Yeah, that's right, Marcus Winslow. You may remember him from--Well, you won't remember him, because he's not an actor (which will come as no surprise when you see the poor guy read the cue cards), but he is James Dean's cousin. At least, that's what the DVD says, and the DVD has the TCM name on it, and TCM wouldn't lie.

Winslow doesn't add a whole lot on this first disc. I keep waiting for him to offer something a little more personal than, "He had a bit part in this one," but still, his presence is a nice little link to the Dean legacy.

I had no idea the Dean legacy involved Pepsi Cola, but a pair of adverts kick off the proceedings. I have to say there is no way I would have spotted Our Man Dean had not the producers of this set slowed down the footage and highlighted him. I'm still not 100% convinced, but, again, you know, TCM, no lying, etc.

This portion of the set provides something we don't necessarily expect: James Dean having FUN. In fact, everyone in this first ad, shot December 1950, is having fun.





There's not a lot to this ad, but it has a peppy jingle, and there is something appealing about seeing all these happy youths having so much fun on a merry go round.

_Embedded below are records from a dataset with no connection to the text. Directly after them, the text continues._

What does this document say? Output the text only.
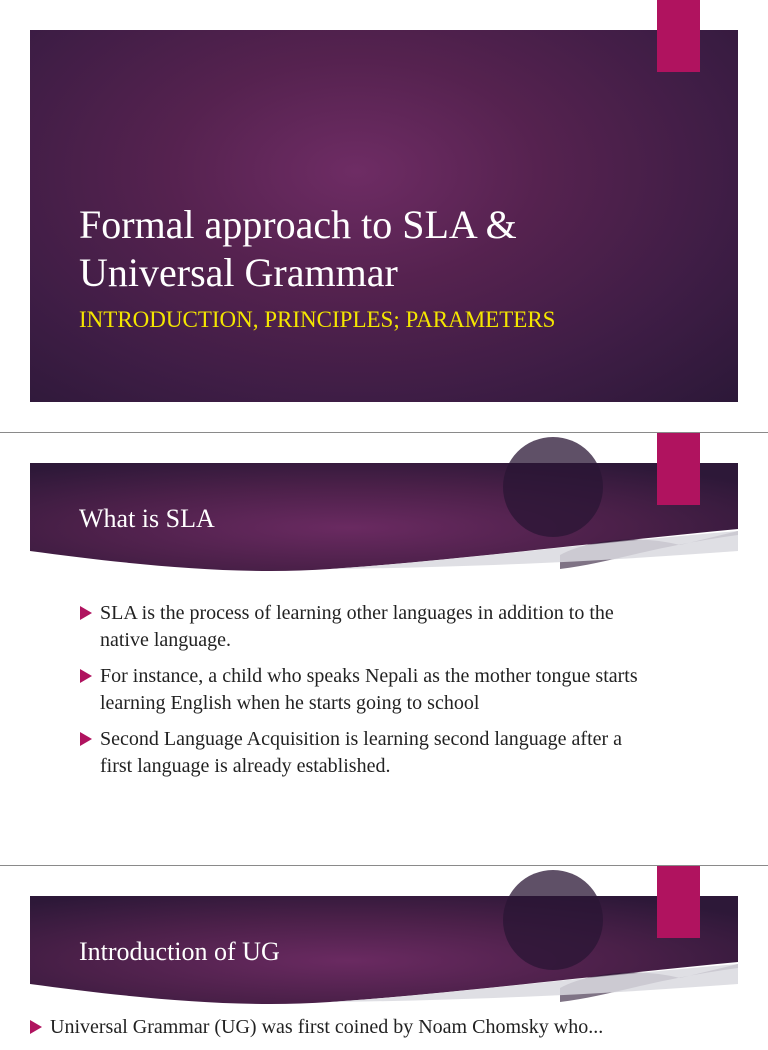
Formal approach to SLA &
Universal Grammar

INTRODUCTION, PRINCIPLES; PARAMETERS

What is SLA
SLA is the process of learning other languages in addition to the
native language.
For instance, a child who speaks Nepali as the mother tongue starts
learning English when he starts going to school
Second Language Acquisition is learning second language after a
first language is already established.
Introduction of UG
Universal Grammar (UG) was first coined by Noam Chomsky who...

By the way, I really hope that Dean got so into his character that he yelled, "A merry go round! WHOOPEE!" before jumping on his horse. Not a "carousel," either--a merry go round.

If there's a theme to this spot apart from fun, it's bouncing. Note these lyrics:

"Bounce, bounce, bounce, bounce
Go get Pepsi for the Pepsi bounce"

I'm not sure how much you want to be bouncing around while drinking all that soda, but, hey, these kids are young and carefree.


Pepsi--It's SWELL!

Winslow tells us that the very next day, Dean shot the second ad on this disc, and that this gig got him his SAG card. What he doesn't mention, but which I heard elsewhere, is that someone was so impressed by Dean on the first day, they asked him back for that second spot. You'll see next time that the actor got a lot more to do on that occasion, but I wonder what the heck they saw in his merry go round riding to make them ask him to return. He must have made some kind of an impression on that horsey!